Another issue we have found between TV models is the amount of laser light the TV screen absorbs. Some models we have tested work with visible red and green lasers, also invisible IR laser. But some models absorb the laser light too much, that our shot detection software cannot see the dot. You can barely see it with your naked eye too.
So our recommendation is that our system is designed for a projector, but if it works on your TV, then you will have an awesome virtual range in your living room. But we cannot guarantee it will work with your TV model.
Minimum TV Specs:
- 50″ LCD HD screen
- No backlight / switchable
Recommended TV Specs:
- 55″+ LED 4K HDR
- No backlight / switchable / OLED
Projectors vary a lot in quality and output. So as a general rule for advice before buying, is to go for the best you can afford.
The specs we recommend are 16:9 ratio 1080p with at least 4000-4500 lumens. But if you have a 1080p / 4K projector with 6000 lumens, you will more than likely have better results.
During our testing, we have had good results even down to sub £100 projectors that are 1080p with 4500 lumens, projected to 150″.

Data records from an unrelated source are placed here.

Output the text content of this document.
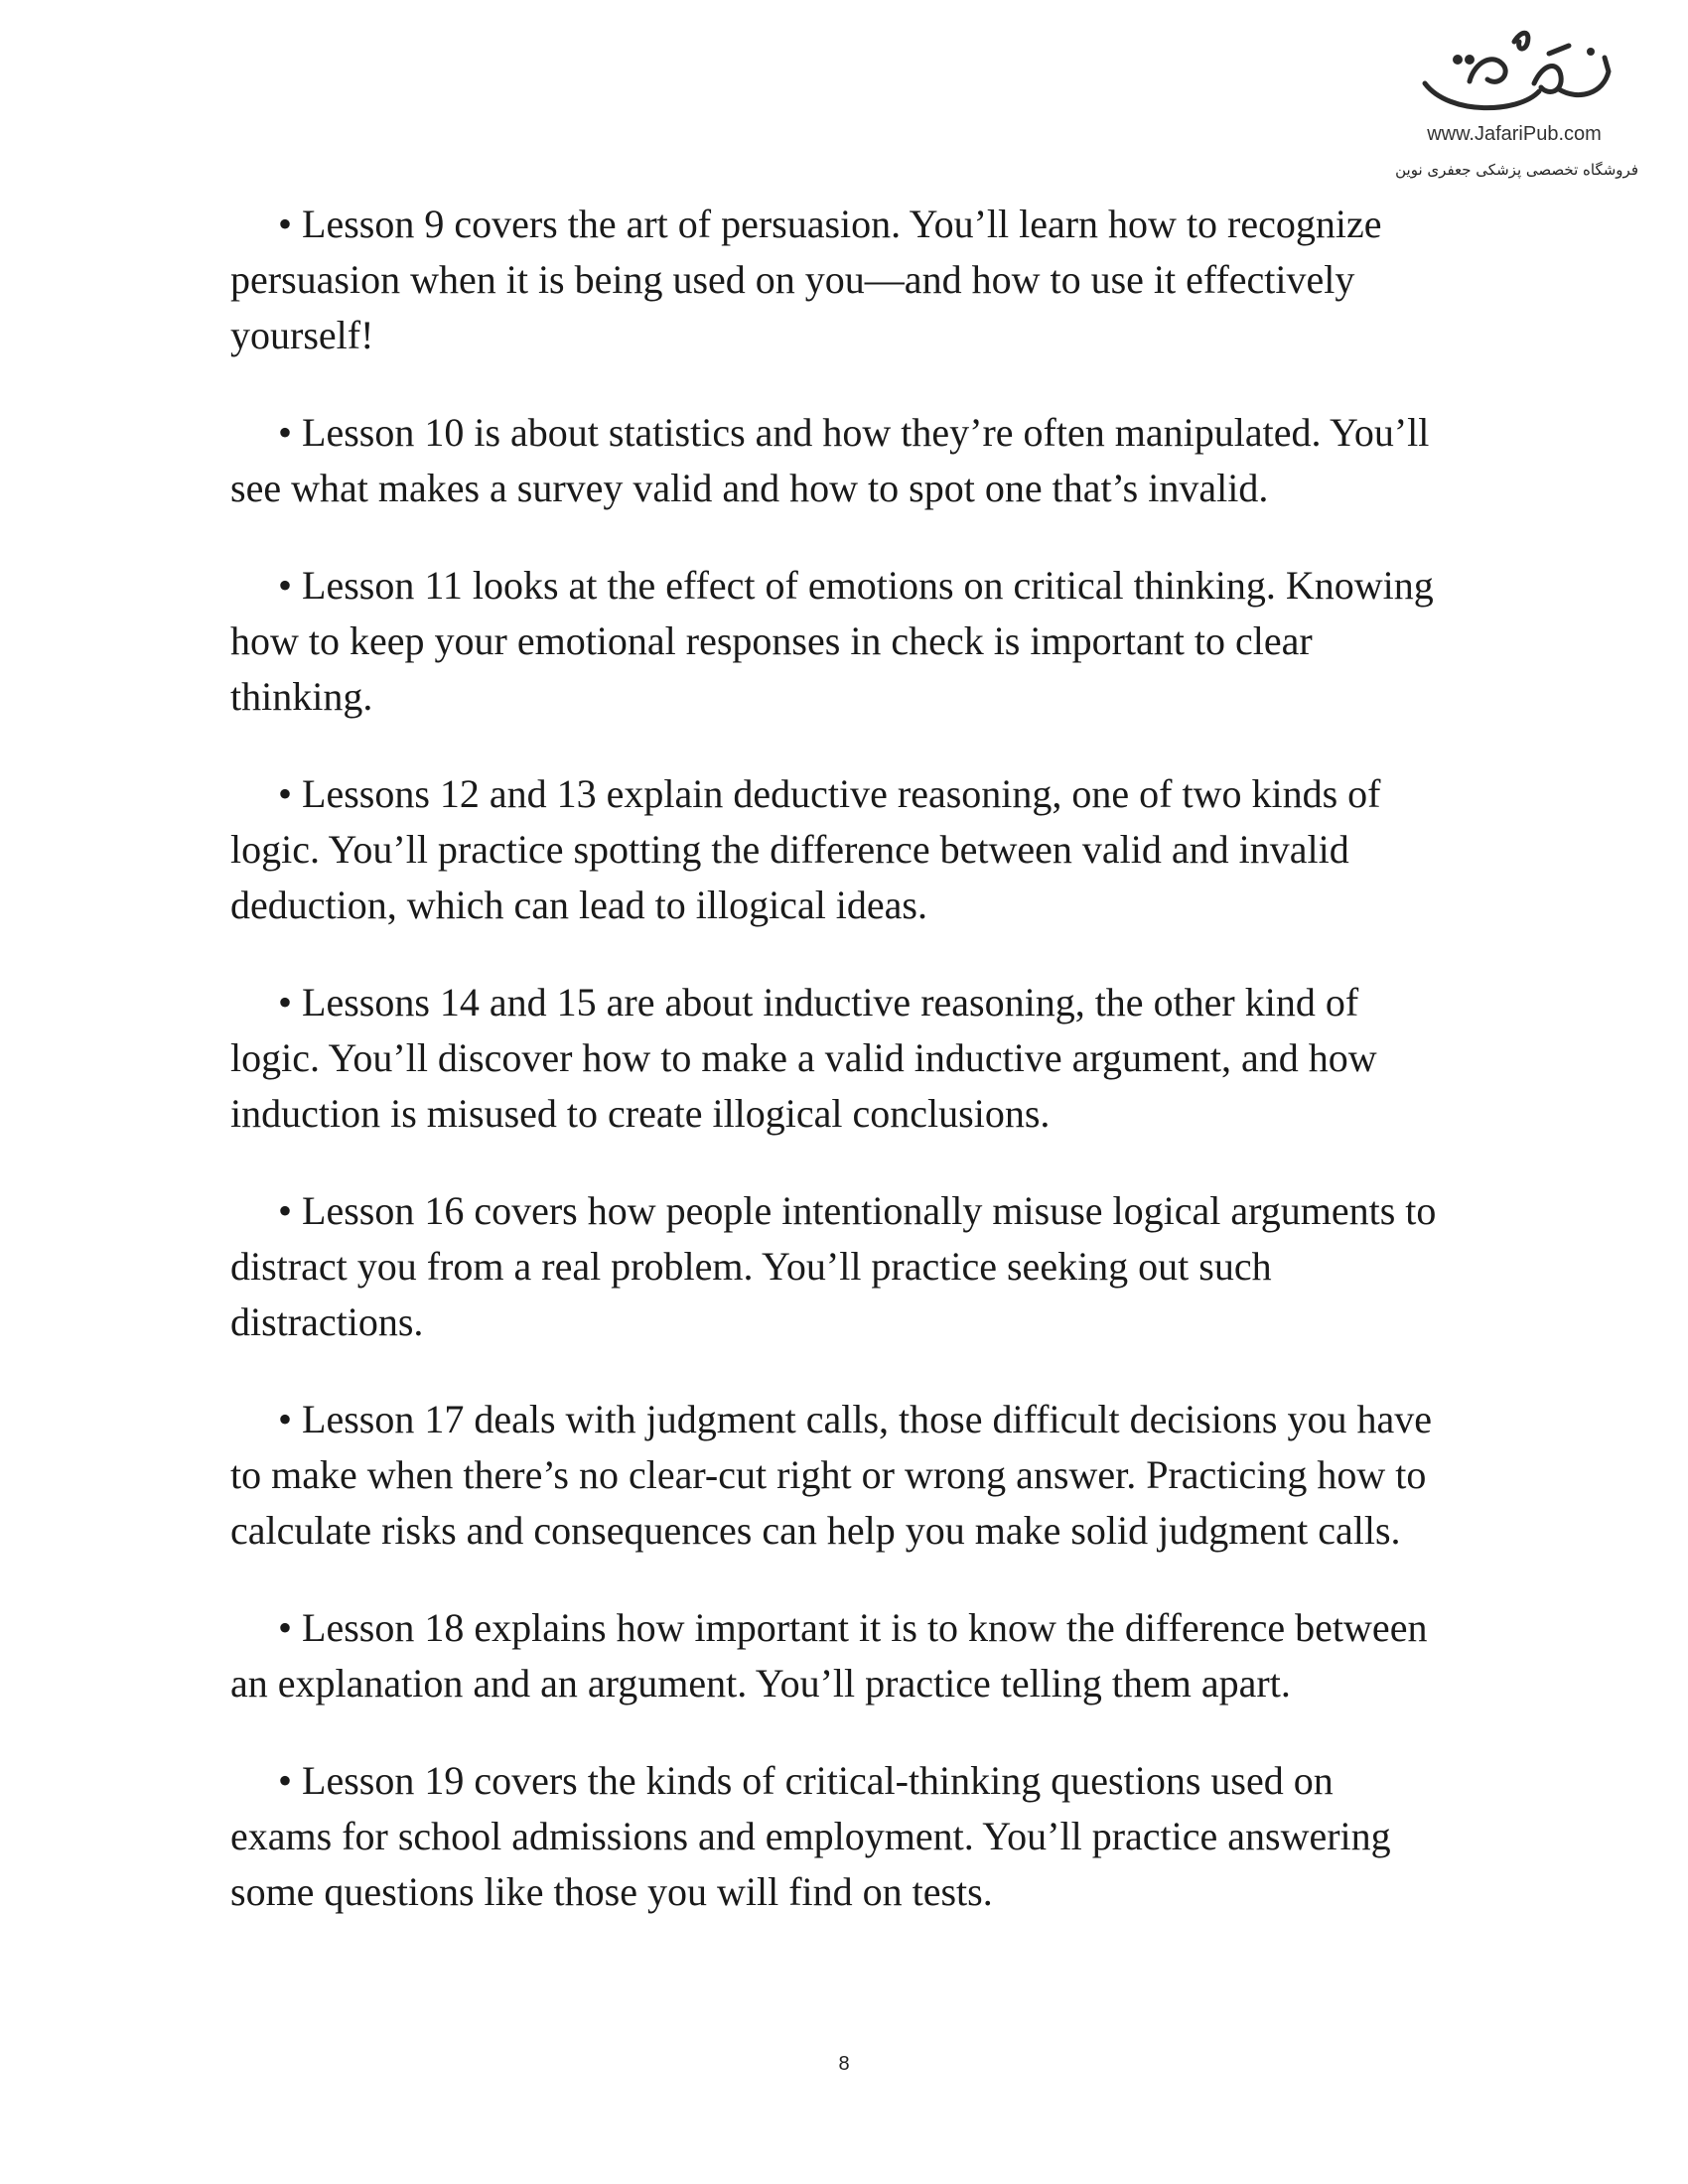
www.JafariPub.com
فروشگاه تخصصی پزشکی جعفری نوین

• Lesson 9 covers the art of persuasion. You’ll learn how to recognize
persuasion when it is being used on you—and how to use it effectively
yourself!

• Lesson 10 is about statistics and how they’re often manipulated. You’ll
see what makes a survey valid and how to spot one that’s invalid.

• Lesson 11 looks at the effect of emotions on critical thinking. Knowing
how to keep your emotional responses in check is important to clear
thinking.

• Lessons 12 and 13 explain deductive reasoning, one of two kinds of
logic. You’ll practice spotting the difference between valid and invalid
deduction, which can lead to illogical ideas.

• Lessons 14 and 15 are about inductive reasoning, the other kind of
logic. You’ll discover how to make a valid inductive argument, and how
induction is misused to create illogical conclusions.

• Lesson 16 covers how people intentionally misuse logical arguments to
distract you from a real problem. You’ll practice seeking out such
distractions.

• Lesson 17 deals with judgment calls, those difficult decisions you have
to make when there’s no clear-cut right or wrong answer. Practicing how to
calculate risks and consequences can help you make solid judgment calls.

• Lesson 18 explains how important it is to know the difference between
an explanation and an argument. You’ll practice telling them apart.

• Lesson 19 covers the kinds of critical-thinking questions used on
exams for school admissions and employment. You’ll practice answering
some questions like those you will find on tests.

8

The minimum recommended projection area is around 77″ and can go all the way up to 200″, projector quality allowing. The thing you have to remember is the larger your projected image, the further back the PBS USB 2.0 camera has to be. The camera has to be able to see the whole projected image to work.
Ambient lighting can affect the results of your simulator. Light bleed from daylight or in house lighting may throw some strange results. Our recommendation is to control the lighting in your environment the best you can, so bright days to night-time will not change your experience on the simulator.